# Anyone using Squarespace



## InfinityApparel (Dec 18, 2013)

So I'm starting my clothing company have my line ready to be made along with other items I will be selling, but I'm stuck on which ecommerce site to use. I would like to your input on which is the best ecommerce builder site. If you have experience with any of these site please tell me pro/cons. However, I was leaning more toward squarespace due to lower cost but I wouldn't mind spending more for the other site if need be. Thank you very much for those to take their time to help me out.


----------



## limey (Apr 6, 2006)

wix.com seems pretty good.
Not much of a web code guy so this works for me.
Have a nice Christmas


----------



## Imagine It Vinyl (Aug 28, 2013)

check out Big Cartel, its simple and cheap. they do not make commission from your sales.


----------



## buffalove607 (Jan 11, 2012)

I am also curious about Squarespace and have not been able to locate anything on the threads about them. 
They are much cheaper than say shopify and others..
They offer hosting with domain and site templates, combine Stripe that has no monthly or fixed costs, only 30cents/ and 2.9%.

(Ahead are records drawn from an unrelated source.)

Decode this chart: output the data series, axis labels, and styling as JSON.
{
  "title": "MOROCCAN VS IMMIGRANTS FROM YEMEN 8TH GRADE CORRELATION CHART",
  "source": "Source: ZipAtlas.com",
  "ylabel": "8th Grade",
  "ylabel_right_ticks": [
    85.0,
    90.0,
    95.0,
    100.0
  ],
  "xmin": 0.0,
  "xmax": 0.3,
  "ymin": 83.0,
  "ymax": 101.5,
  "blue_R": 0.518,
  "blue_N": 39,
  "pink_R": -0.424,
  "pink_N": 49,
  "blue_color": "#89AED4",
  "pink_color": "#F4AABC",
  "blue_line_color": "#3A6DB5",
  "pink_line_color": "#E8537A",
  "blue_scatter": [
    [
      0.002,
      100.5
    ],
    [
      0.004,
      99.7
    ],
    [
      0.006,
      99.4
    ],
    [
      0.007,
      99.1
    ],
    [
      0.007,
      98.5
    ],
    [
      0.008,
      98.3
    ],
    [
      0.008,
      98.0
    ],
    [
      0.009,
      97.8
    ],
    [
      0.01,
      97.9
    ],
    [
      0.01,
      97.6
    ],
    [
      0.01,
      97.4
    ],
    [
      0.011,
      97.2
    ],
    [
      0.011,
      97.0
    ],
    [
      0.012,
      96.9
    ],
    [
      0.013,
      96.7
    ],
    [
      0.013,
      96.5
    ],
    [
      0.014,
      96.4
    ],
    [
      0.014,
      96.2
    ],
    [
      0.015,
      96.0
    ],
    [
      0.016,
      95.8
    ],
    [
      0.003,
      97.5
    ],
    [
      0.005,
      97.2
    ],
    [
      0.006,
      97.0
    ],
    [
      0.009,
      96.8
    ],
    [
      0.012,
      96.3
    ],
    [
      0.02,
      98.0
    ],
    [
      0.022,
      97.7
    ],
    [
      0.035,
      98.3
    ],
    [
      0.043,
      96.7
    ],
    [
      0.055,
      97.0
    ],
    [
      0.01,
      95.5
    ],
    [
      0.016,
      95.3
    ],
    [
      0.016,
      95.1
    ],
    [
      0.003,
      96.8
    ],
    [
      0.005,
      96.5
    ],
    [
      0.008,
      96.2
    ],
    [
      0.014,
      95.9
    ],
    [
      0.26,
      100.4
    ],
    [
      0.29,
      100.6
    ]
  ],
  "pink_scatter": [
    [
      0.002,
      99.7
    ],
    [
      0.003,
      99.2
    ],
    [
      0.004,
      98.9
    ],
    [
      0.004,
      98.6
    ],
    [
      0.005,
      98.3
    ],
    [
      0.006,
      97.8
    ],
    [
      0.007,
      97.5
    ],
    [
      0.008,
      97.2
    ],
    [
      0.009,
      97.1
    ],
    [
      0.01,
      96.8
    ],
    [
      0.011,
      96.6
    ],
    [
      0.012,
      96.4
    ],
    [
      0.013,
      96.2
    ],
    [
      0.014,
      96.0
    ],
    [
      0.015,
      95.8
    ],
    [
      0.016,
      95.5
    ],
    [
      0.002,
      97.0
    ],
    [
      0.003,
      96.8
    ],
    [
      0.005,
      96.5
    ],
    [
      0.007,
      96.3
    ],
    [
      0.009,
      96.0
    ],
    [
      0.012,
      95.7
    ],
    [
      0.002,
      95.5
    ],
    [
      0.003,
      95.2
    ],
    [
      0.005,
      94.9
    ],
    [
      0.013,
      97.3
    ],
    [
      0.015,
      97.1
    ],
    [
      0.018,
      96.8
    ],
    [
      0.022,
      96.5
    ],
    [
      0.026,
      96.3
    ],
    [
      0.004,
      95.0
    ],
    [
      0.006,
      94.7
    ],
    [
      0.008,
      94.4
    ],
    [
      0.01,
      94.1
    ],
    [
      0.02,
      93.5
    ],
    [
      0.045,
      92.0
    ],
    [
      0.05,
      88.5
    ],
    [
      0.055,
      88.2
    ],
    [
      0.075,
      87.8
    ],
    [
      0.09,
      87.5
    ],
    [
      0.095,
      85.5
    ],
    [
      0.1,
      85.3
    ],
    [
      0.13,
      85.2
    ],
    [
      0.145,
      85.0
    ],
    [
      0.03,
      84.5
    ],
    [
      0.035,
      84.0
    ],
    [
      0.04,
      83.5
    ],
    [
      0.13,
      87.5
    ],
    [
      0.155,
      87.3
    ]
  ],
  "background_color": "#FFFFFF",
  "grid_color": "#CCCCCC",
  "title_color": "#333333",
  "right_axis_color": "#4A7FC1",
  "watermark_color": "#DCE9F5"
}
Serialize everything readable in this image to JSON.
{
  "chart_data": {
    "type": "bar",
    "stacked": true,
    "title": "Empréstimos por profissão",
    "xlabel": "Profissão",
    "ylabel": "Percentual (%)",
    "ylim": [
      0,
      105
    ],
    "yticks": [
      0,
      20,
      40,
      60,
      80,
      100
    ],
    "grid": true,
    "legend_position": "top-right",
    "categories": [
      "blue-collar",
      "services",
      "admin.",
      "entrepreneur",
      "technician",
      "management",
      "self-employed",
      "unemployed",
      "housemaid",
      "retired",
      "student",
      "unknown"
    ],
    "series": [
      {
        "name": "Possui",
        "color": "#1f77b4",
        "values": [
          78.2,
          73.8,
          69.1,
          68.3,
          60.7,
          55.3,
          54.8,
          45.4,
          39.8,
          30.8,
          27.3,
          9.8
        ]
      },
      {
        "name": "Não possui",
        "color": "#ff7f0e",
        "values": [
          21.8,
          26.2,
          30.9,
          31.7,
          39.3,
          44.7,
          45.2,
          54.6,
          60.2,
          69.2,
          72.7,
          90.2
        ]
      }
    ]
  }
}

If I did my research correct...
Domain, Site builder/Templates, Hosting, Cart, Card Processor(which can be linked directly to regular checking account) are all handled with Squarespace and Stripe, for $16-24 monthly + .30 & 2.9%/

It just seems like I am missing something...
Has anyone ever used Squarespace and share any info on usability and applicability to printing industry..
Any help would be greatly appreciated


----------



## buffalove607 (Jan 11, 2012)

Anyone!?!?


----------